The results of this exercise demonstrated that when combining the computer and paper systems, 53 per cent of the records were complete, 32 per cent had one item missing, 5 per cent had two items missing, 5 per cent had three items missing and 5 per cent had five items missing. This shows that staff were using both record systems, and this practice has since been changed to ensure that record-keeping is as streamlined as possible.

Record-keeping in relation to antibiotics has also been an issue for hospital doctors (Seaton et al, 1999). The proportion of antibiotic indications and temperatures recorded in patient notes was assessed over four periods with feedback in between. Recording levels were 64 per cent at the baseline and rose to 85 per cent after the initial feedback. However, the programme showed that while audits and feedback improved the standards of record-keeping, sustaining the improvements was difficult. What this centre’s and Seaton et al’s (1999) studies highlight are the complexity and difficulty of maintaining complete records.

The UKCC (1998) advocated good record-keeping as an essential and integral part of nursing care. Nursing practice consistently identifies room for improvement in record-keeping. Reasons for not documenting care include: a lack of confidence and difficulty with written expression; time available for documentation; difficulty with the format of the documentation; viewing staffing levels and record-keeping as a burden separate from and in addition to nursing (Mason, 1999).

Incomplete documentation does not necessarily equate to poor standards of care (Anderson, 2000). However, in view of the relationship between increasing litigation and poor documentation (Byrne, 1999) record-keeping must be valued and invested in. Clinical audits can help practitioners reflect upon and improve their practice. In light of the recommendations of the Kennedy report (DoH, 2001) clinical audits are recommended as compulsory for all health care professionals who provide clinical care and active participation should be part of terms and conditions of employment.

The steering group assumed that auditing the computer records would provide sufficient detail. The random sample of paper records matched to the computer records identified that this was not the case. However, it still showed that there is room for improvement in the completeness of clinical records. However, this study demonstrates the importance of streamlining clinical records and with advances in electronic patient records may contribute to this being overcome in future.


Recommendations for further investigation include:


- This study only explored the supply and administration of antibiotics. Post-treatment outcomes such as the effect of the treatment and the degree of compliance should be studied in future;

- This study only investigated patients who received antibiotics.
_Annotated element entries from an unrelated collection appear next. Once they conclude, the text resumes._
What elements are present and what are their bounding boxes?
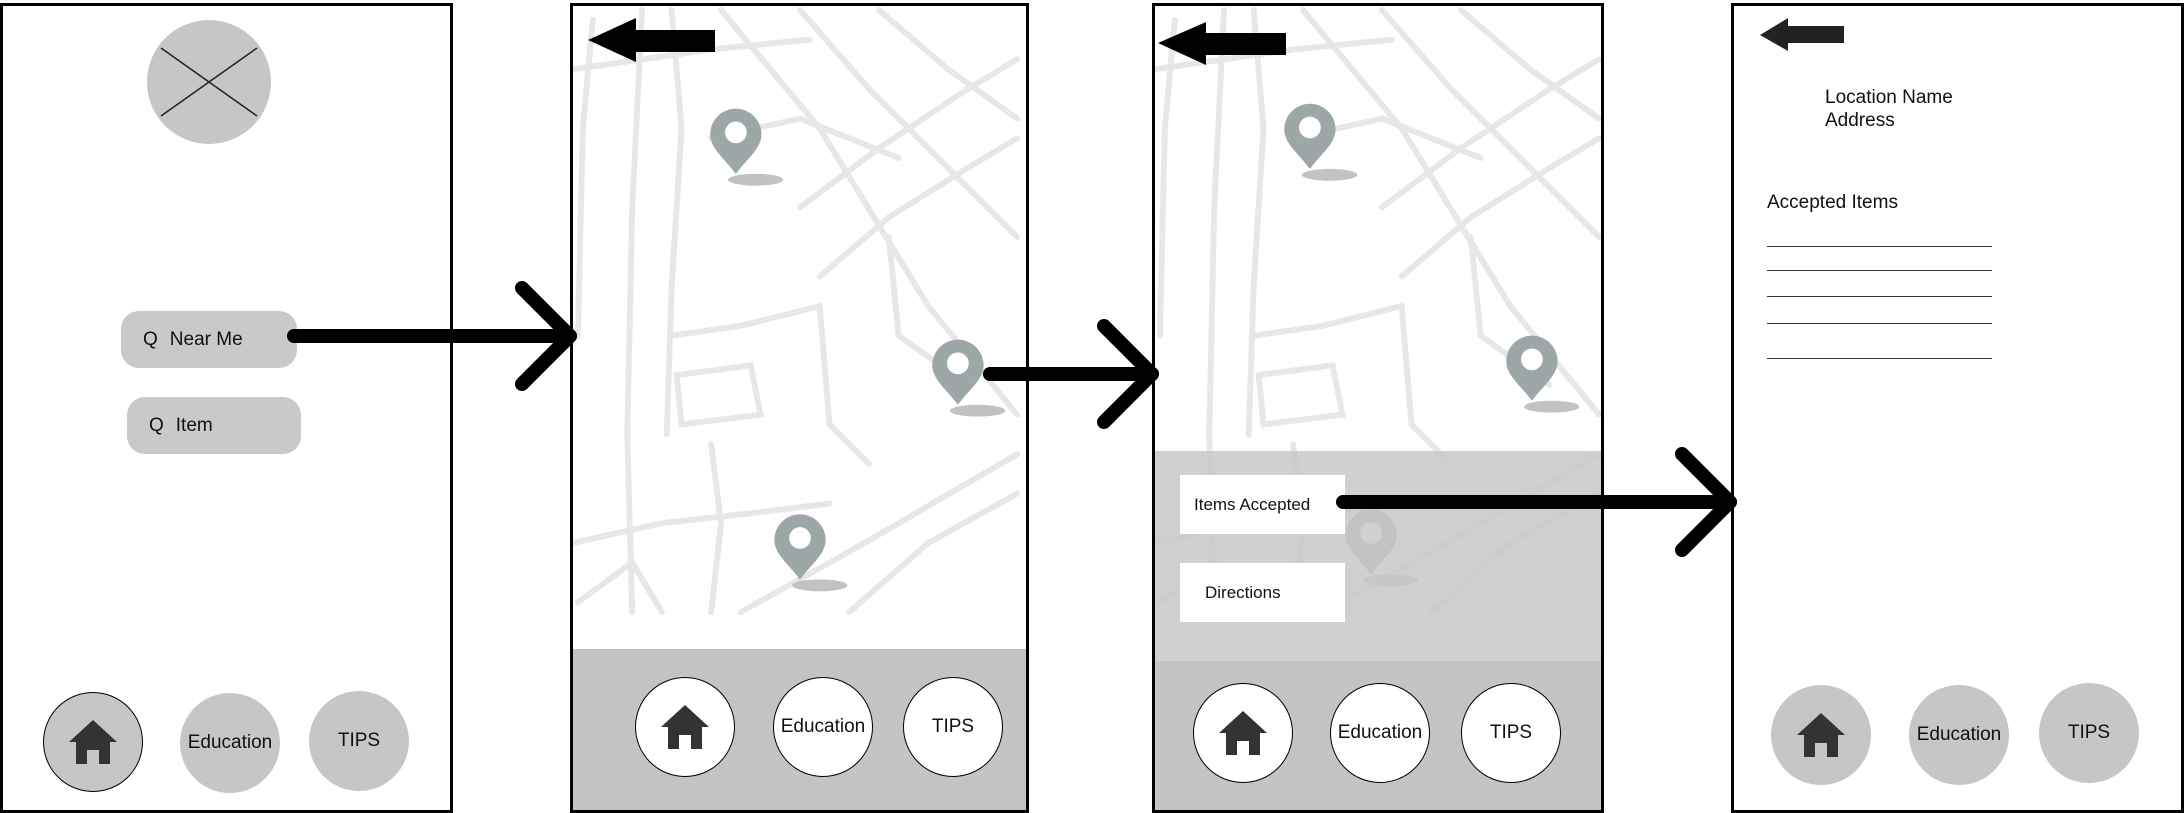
education-button[interactable]: Education <box>180 693 280 793</box>
tips-button[interactable]: TIPS <box>1461 683 1561 783</box>
directions-button[interactable]: Directions <box>1180 563 1345 622</box>
accepted-items-line <box>1767 270 1992 271</box>
home-icon <box>69 720 117 764</box>
search-item-label: Item <box>175 414 213 436</box>
tips-label: TIPS <box>931 716 975 737</box>
screen-location-details: Location Name Address Accepted Items Edu… <box>1731 3 2184 813</box>
image-placeholder-icon <box>147 20 271 144</box>
map-background <box>573 6 1026 616</box>
location-address: Address <box>1825 110 1895 131</box>
accepted-items-line <box>1767 246 1992 247</box>
location-popup-panel: Items Accepted Directions <box>1155 451 1601 661</box>
home-icon <box>1797 713 1845 757</box>
search-item-button[interactable]: Q Item <box>127 397 301 454</box>
home-button[interactable] <box>43 692 143 792</box>
items-accepted-button[interactable]: Items Accepted <box>1180 475 1345 534</box>
screen-home: Q Near Me Q Item Education TIPS <box>0 3 453 813</box>
tips-label: TIPS <box>2067 722 2111 743</box>
home-button[interactable] <box>635 677 735 777</box>
home-button[interactable] <box>1193 683 1293 783</box>
education-label: Education <box>780 716 866 737</box>
tips-label: TIPS <box>337 730 381 751</box>
map-pin-icon <box>932 339 1006 417</box>
search-near-me-button[interactable]: Q Near Me <box>121 311 297 368</box>
education-button[interactable]: Education <box>773 677 873 777</box>
education-label: Education <box>1916 724 2002 745</box>
search-icon: Q <box>143 328 158 350</box>
education-button[interactable]: Education <box>1909 685 2009 785</box>
accepted-items-line <box>1767 323 1992 324</box>
tips-button[interactable]: TIPS <box>903 677 1003 777</box>
accepted-items-heading: Accepted Items <box>1767 192 1898 213</box>
tips-button[interactable]: TIPS <box>309 691 409 791</box>
screen-map: Education TIPS <box>570 3 1029 813</box>
map-pin-icon <box>710 108 784 186</box>
location-name: Location Name <box>1825 87 1953 108</box>
items-accepted-label: Items Accepted <box>1194 494 1311 514</box>
accepted-items-line <box>1767 296 1992 297</box>
search-near-me-label: Near Me <box>169 328 243 350</box>
map-pin-icon <box>1284 103 1358 181</box>
education-button[interactable]: Education <box>1330 683 1430 783</box>
tips-button[interactable]: TIPS <box>2039 683 2139 783</box>
screen-location-popup: Items Accepted Directions Education TIPS <box>1152 3 1604 813</box>
education-label: Education <box>187 732 273 753</box>
home-icon <box>1219 711 1267 755</box>
bottom-nav: Education TIPS <box>1155 661 1601 810</box>
bottom-nav: Education TIPS <box>573 649 1026 810</box>
directions-label: Directions <box>1205 582 1281 602</box>
accepted-items-line <box>1767 358 1992 359</box>
tips-label: TIPS <box>1489 722 1533 743</box>
home-button[interactable] <box>1771 685 1871 785</box>
map-pin-icon <box>774 514 848 592</box>
education-label: Education <box>1337 722 1423 743</box>
search-icon: Q <box>149 414 164 436</box>
home-icon <box>661 705 709 749</box>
A future study should look at people who were refused antibiotics and determine whether this was appropriate and what other ‘treatments’ if any were used;

- Re-auditing the clinical records now that the PGDs have been in operation for a longer period and staff have received the necessary education and training may show a better picture in terms of compliance and completeness;

- In future, the capture of patient data should be facilitated by advances in information technology.
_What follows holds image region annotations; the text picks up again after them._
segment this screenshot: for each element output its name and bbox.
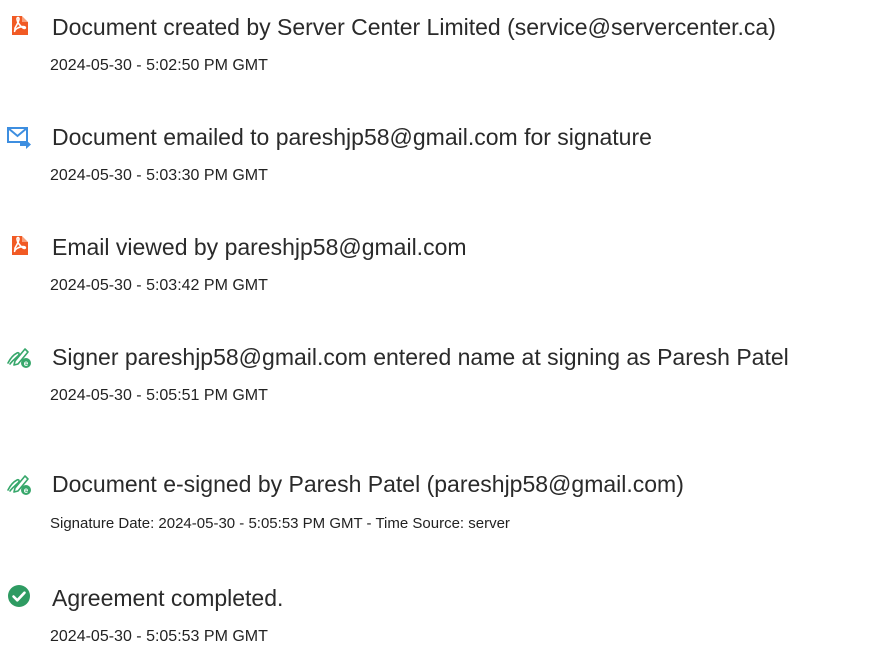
event-title: Agreement completed. bbox=[52, 585, 284, 611]
signature-pen-icon: e bbox=[7, 348, 31, 368]
event-timestamp: Signature Date: 2024-05-30 - 5:05:53 PM … bbox=[50, 515, 510, 532]
event-title: Document emailed to pareshjp58@gmail.com… bbox=[52, 124, 652, 150]
event-title: Email viewed by pareshjp58@gmail.com bbox=[52, 234, 467, 260]
document-pdf-icon bbox=[12, 16, 28, 35]
event-timestamp: 2024-05-30 - 5:03:30 PM GMT bbox=[50, 167, 268, 184]
event-timestamp: 2024-05-30 - 5:05:51 PM GMT bbox=[50, 387, 268, 404]
event-title: Document e-signed by Paresh Patel (pares… bbox=[52, 471, 684, 497]
event-title: Document created by Server Center Limite… bbox=[52, 14, 776, 40]
event-timestamp: 2024-05-30 - 5:05:53 PM GMT bbox=[50, 628, 268, 645]
event-title: Signer pareshjp58@gmail.com entered name… bbox=[52, 344, 789, 370]
audit-event-viewed: Email viewed by pareshjp58@gmail.com 202… bbox=[0, 233, 890, 323]
event-timestamp: 2024-05-30 - 5:03:42 PM GMT bbox=[50, 277, 268, 294]
signature-pen-icon: e bbox=[7, 475, 31, 495]
audit-event-esigned: e Document e-signed by Paresh Patel (par… bbox=[0, 470, 890, 560]
audit-event-emailed: Document emailed to pareshjp58@gmail.com… bbox=[0, 123, 890, 213]
svg-text:e: e bbox=[24, 486, 29, 495]
email-send-icon bbox=[7, 127, 31, 149]
svg-text:e: e bbox=[24, 359, 29, 368]
audit-event-name-entered: e Signer pareshjp58@gmail.com entered na… bbox=[0, 343, 890, 433]
check-circle-icon bbox=[8, 585, 30, 607]
audit-event-completed: Agreement completed. 2024-05-30 - 5:05:5… bbox=[0, 584, 890, 649]
document-pdf-icon bbox=[12, 236, 28, 255]
event-timestamp: 2024-05-30 - 5:02:50 PM GMT bbox=[50, 57, 268, 74]
audit-event-created: Document created by Server Center Limite… bbox=[0, 13, 890, 103]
Evidence from this study goes some way to demonstrate that nurses are supplying and administering antibiotics judiciously and safely according to local policy. However, it should be taken into consideration that only 63 per cent of patients had allergy or contraindication checks recorded on their computerised records - this may well be a record-keeping issue.

A clinical audit has identified that there is room for improvement in the completeness of clinical records, and has proven to be an effective method in identifying areas of record-keeping that need further development. The findings of this study are transferable to other care environments where health care professionals seek to deliver and maintain high standards and a consistency of treatment for the patients they serve.